Some hotels have been asked by provincial health authorities to house some patients in the future as hospital capacity becomes increasingly limited, but the rates will be lower than what they could get from a regular traveller, Elenis said.

Regardless, it could be a much-needed source of revenue at a time when properties sit vacant, he said.

Dr. Theresa Tam, chief public health officer of Canada, said Tuesday that governments across the country are readying hotel rooms and other “alternative sites” to house non-COVID-19 patients or those with milder symptoms.
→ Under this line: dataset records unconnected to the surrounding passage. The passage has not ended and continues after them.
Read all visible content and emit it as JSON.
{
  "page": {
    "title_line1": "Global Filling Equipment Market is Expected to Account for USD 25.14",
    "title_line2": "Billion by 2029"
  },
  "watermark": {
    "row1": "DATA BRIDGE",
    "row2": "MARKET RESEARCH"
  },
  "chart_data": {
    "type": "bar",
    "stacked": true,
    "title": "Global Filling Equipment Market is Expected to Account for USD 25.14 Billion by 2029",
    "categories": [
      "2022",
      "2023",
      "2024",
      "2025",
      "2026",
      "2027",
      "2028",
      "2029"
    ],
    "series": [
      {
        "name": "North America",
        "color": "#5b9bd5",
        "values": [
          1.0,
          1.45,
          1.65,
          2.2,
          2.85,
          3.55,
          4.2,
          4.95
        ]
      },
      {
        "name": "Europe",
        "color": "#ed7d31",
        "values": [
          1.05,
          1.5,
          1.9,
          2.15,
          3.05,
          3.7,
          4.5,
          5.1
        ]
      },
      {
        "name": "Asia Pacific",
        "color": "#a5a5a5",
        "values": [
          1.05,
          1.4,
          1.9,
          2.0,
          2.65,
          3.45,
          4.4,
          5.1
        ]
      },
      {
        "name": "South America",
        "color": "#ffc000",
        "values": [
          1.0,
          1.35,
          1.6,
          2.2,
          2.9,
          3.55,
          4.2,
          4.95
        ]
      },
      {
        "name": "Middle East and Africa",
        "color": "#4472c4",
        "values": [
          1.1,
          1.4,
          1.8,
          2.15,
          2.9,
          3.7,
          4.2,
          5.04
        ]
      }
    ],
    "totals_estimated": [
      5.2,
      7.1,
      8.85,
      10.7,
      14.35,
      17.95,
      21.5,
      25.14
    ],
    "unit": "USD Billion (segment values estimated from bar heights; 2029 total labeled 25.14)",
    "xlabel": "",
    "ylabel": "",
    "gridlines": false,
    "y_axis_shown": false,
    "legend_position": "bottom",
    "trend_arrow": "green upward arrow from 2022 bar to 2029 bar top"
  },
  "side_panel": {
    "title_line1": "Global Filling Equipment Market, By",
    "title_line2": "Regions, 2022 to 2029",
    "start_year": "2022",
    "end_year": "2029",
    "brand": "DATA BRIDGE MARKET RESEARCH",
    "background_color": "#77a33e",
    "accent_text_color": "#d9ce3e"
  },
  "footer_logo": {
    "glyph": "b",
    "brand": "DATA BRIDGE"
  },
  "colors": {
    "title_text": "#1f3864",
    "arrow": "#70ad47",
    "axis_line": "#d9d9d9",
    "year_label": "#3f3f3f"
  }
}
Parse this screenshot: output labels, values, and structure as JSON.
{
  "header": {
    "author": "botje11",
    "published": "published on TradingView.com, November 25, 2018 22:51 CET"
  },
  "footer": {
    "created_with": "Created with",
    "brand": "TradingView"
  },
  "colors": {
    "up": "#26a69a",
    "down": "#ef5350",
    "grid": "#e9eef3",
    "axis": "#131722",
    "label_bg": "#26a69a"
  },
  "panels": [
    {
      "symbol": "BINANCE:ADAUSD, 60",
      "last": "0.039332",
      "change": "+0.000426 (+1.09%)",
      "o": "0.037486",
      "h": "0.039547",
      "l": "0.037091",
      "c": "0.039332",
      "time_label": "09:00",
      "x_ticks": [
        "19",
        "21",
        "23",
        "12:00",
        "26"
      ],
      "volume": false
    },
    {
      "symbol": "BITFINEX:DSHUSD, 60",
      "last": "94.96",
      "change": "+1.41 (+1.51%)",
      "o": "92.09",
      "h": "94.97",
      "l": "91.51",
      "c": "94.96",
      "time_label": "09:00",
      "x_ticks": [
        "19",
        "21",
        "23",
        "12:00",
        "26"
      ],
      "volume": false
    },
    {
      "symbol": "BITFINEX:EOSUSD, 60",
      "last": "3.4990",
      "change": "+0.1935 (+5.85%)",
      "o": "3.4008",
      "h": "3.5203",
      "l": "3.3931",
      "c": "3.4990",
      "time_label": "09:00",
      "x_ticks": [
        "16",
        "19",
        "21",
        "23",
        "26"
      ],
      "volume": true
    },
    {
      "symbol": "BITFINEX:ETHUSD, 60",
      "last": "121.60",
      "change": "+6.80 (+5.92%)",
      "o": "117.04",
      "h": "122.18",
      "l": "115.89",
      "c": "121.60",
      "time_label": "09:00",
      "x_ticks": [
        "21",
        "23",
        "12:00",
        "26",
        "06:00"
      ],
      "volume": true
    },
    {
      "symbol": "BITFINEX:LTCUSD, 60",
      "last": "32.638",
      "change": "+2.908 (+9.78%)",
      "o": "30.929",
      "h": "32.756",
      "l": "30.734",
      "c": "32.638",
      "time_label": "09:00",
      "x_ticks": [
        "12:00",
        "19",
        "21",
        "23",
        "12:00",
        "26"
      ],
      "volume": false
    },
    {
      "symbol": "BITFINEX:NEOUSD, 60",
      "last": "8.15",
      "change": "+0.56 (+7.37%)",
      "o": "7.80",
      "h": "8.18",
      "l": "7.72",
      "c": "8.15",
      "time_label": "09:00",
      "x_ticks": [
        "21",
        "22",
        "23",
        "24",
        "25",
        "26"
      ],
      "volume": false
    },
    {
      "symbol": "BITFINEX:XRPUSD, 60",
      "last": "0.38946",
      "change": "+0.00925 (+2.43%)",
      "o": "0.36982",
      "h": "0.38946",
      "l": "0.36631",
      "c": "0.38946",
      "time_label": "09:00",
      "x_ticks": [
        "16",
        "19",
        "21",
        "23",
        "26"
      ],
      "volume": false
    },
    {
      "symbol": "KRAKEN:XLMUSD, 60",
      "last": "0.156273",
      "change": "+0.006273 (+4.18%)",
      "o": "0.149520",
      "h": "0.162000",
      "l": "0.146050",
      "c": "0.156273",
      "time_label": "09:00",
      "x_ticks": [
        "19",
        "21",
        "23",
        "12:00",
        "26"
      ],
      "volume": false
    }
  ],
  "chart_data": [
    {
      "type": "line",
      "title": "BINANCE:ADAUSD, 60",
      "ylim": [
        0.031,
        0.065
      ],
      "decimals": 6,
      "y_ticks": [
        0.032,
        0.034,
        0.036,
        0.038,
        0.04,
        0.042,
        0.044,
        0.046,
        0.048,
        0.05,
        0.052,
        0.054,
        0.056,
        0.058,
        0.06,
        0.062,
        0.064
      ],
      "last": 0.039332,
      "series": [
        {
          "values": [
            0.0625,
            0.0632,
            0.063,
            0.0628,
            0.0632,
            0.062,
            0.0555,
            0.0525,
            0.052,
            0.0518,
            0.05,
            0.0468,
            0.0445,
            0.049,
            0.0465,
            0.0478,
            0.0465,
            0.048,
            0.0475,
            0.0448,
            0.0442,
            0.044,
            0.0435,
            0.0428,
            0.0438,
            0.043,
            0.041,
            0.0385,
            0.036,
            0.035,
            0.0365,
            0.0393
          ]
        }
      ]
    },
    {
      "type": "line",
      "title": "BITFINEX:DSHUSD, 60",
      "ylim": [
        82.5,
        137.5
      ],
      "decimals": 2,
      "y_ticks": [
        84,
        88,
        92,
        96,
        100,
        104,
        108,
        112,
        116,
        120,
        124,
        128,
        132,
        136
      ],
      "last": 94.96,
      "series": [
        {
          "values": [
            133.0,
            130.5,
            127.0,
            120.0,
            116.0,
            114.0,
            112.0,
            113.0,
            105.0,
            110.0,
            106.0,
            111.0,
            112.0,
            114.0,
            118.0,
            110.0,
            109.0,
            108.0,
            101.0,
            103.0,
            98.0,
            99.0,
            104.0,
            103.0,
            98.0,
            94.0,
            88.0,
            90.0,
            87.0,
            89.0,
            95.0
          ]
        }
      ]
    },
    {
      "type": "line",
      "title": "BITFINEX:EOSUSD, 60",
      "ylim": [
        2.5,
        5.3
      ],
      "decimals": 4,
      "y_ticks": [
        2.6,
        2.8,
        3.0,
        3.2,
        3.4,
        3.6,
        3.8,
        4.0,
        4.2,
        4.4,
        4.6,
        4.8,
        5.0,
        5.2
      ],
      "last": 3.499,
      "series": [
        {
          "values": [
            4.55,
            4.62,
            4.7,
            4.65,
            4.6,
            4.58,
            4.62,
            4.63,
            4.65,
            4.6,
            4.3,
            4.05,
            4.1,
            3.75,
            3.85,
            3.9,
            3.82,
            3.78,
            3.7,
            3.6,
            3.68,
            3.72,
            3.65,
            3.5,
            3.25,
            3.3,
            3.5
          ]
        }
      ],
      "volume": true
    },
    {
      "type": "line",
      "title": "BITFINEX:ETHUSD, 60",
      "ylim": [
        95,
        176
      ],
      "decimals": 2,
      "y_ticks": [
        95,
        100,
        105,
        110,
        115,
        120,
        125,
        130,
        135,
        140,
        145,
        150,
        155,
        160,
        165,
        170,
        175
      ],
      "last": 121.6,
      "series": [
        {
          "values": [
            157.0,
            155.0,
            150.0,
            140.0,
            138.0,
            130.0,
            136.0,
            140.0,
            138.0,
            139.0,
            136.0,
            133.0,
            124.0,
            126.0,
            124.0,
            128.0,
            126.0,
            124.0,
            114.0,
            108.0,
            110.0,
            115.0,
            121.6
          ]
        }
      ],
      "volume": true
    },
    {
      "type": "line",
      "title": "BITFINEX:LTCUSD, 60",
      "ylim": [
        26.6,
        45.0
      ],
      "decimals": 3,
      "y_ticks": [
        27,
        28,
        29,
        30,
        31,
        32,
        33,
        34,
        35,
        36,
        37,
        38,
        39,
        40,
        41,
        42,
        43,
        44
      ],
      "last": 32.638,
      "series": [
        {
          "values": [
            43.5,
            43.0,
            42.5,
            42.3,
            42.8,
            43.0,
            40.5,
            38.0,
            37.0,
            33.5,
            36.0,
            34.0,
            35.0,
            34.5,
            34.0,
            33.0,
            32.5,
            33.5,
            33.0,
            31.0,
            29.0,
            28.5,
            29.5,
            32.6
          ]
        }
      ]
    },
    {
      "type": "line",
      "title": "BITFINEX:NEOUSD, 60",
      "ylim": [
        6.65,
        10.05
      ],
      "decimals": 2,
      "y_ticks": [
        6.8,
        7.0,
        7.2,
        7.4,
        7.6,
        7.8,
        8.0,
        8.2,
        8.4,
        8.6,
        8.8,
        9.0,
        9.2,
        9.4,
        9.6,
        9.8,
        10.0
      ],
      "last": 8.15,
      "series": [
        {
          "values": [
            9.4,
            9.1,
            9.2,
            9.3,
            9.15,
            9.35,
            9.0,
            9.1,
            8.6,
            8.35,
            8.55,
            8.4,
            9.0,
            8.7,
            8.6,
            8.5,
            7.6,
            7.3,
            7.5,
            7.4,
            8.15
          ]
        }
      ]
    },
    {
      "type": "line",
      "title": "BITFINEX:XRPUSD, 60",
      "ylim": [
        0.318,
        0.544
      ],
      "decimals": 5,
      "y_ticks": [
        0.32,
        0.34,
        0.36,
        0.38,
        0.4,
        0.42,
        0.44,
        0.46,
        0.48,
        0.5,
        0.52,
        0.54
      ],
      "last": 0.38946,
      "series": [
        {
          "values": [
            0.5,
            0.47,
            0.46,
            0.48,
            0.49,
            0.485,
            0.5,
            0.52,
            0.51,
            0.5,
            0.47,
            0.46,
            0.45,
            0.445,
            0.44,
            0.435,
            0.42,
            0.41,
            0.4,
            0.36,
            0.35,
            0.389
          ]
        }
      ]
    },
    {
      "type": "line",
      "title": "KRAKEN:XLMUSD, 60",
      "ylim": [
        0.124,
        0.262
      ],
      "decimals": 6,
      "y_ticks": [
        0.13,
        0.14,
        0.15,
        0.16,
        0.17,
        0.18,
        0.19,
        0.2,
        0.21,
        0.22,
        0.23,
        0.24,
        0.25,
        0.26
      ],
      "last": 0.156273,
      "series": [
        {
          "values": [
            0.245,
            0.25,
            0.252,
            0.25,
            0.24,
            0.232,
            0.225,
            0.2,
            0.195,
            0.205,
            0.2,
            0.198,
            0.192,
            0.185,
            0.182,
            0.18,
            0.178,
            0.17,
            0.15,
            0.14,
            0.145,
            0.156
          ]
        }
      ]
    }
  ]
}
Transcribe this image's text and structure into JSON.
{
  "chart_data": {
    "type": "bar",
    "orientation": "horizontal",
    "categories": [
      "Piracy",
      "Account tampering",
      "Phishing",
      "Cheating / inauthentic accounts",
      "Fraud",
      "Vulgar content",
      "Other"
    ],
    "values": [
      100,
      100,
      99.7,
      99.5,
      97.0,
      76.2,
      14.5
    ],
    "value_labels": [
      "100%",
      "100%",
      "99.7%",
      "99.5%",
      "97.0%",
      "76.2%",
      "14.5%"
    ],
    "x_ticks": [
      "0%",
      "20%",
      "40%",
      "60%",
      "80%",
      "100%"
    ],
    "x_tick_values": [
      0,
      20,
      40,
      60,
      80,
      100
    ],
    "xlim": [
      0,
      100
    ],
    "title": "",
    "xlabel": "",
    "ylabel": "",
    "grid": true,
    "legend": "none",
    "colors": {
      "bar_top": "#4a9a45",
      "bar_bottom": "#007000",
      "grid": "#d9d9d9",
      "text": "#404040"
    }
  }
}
Quebec already has rented out a Quality Inn in Laval, Que. for this very purpose, with other sites expected to come online soon as the province grapples with the country’s largest caseload.

“We’re gearing up to accommodate patients. All of us should be working in any way we can to support those who are getting rid of this virus. A lot of hotel managers really want to support this,” Elenis said.

Tourism Minister Mélanie Joly did not respond to requests for comment.